Despite a brief cameo by Michael Schumacher Car, the filum Cars steers clear of German cars. Oh, there’s a VW campervan, but that is a hippy, with a typical hippy accent (its your grandad’s idea of a hippy at that, straight out of early seventies films). Equally British cars barely get a look-in. So there is no Pixar representation of a Mini Hitler – even if it would be a grossly inappropriate character for an all ages cartoon. Indeed the only racial profiling the film does is of the two Italian vehicles: Guido the fork-lift and the Fiat, Luigi.

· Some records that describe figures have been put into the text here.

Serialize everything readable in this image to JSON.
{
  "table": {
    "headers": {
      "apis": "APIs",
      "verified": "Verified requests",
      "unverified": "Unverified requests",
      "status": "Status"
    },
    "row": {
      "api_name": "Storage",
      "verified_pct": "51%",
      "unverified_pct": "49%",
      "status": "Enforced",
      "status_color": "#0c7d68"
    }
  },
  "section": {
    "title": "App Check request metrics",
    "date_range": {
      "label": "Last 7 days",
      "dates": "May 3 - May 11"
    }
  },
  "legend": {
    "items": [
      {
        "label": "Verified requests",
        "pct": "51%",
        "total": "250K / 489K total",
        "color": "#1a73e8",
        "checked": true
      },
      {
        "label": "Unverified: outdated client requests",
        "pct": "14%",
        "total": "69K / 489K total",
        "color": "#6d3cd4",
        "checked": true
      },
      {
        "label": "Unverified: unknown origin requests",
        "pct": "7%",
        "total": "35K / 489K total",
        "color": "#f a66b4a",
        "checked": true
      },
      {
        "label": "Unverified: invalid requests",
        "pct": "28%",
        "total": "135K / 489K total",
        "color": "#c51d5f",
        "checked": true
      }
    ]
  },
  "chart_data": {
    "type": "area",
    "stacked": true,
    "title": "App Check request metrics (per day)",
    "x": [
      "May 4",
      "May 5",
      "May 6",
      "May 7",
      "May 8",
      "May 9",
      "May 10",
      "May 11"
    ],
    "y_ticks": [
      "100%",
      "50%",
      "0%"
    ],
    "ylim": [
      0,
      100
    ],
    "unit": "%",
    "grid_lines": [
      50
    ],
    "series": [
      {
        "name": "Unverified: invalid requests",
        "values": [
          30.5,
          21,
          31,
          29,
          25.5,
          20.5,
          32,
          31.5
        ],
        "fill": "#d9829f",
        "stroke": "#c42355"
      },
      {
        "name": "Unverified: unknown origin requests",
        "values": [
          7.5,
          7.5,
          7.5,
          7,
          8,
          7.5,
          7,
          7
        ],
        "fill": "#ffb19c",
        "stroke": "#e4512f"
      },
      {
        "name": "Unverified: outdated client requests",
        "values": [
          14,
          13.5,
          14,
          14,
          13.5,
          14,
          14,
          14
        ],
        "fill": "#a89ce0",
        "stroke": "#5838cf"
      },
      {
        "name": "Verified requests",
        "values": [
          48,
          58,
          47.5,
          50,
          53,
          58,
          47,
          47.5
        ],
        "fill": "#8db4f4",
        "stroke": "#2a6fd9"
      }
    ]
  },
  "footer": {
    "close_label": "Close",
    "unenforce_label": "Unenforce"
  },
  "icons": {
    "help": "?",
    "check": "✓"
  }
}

Now I’m not saying that Guido in any way resembles Mussolini. Though it has to be noted that in the one scene where a train appears, it does seem to be running on time. But it is odd that the Fiat’s get the accents and the other cars don’t. Of course the truly odd thing, and the item that seems to have hit every critic, is the insistence on the film to using the windshield for the eyes, rather than the already very eye-like headlights. It has the effect of creating a face within a face, and sometimes a much more robust, less cute one.
Originally my angle on talking about Cars was to compliment the Nacho Libre piece, discussing its sexism. There is only one major female character in Cars, and she is squarely love interest. How Cars make love, and the upshot, is not discussed in this U film. But the fact that all the racing cars, all the trucks, all the “manly” vehicles are all male is surely a mis-step. But then if there is one fault that can be laid at the door of Pixar is that, with the exception of The Incredibles, they have barely created a memorable female character (don’t Jessie me: she was a direct response to this criticism in Toy Story, and is a knock-off of Woody). It is strange that, while Pixar seem much better at storytelling and getting the feel right in their films, that they should still be so backwards in this area. Cars are asexual: this Cars isn’t. It would almost make a Mini Hitler proud*.
*If Hitler (or the artists impression of Mini Hitler) had been notably sexist rather than being notably racist, anti-Semitic, homophobic etc. He didn’t have all that much room for open sexism.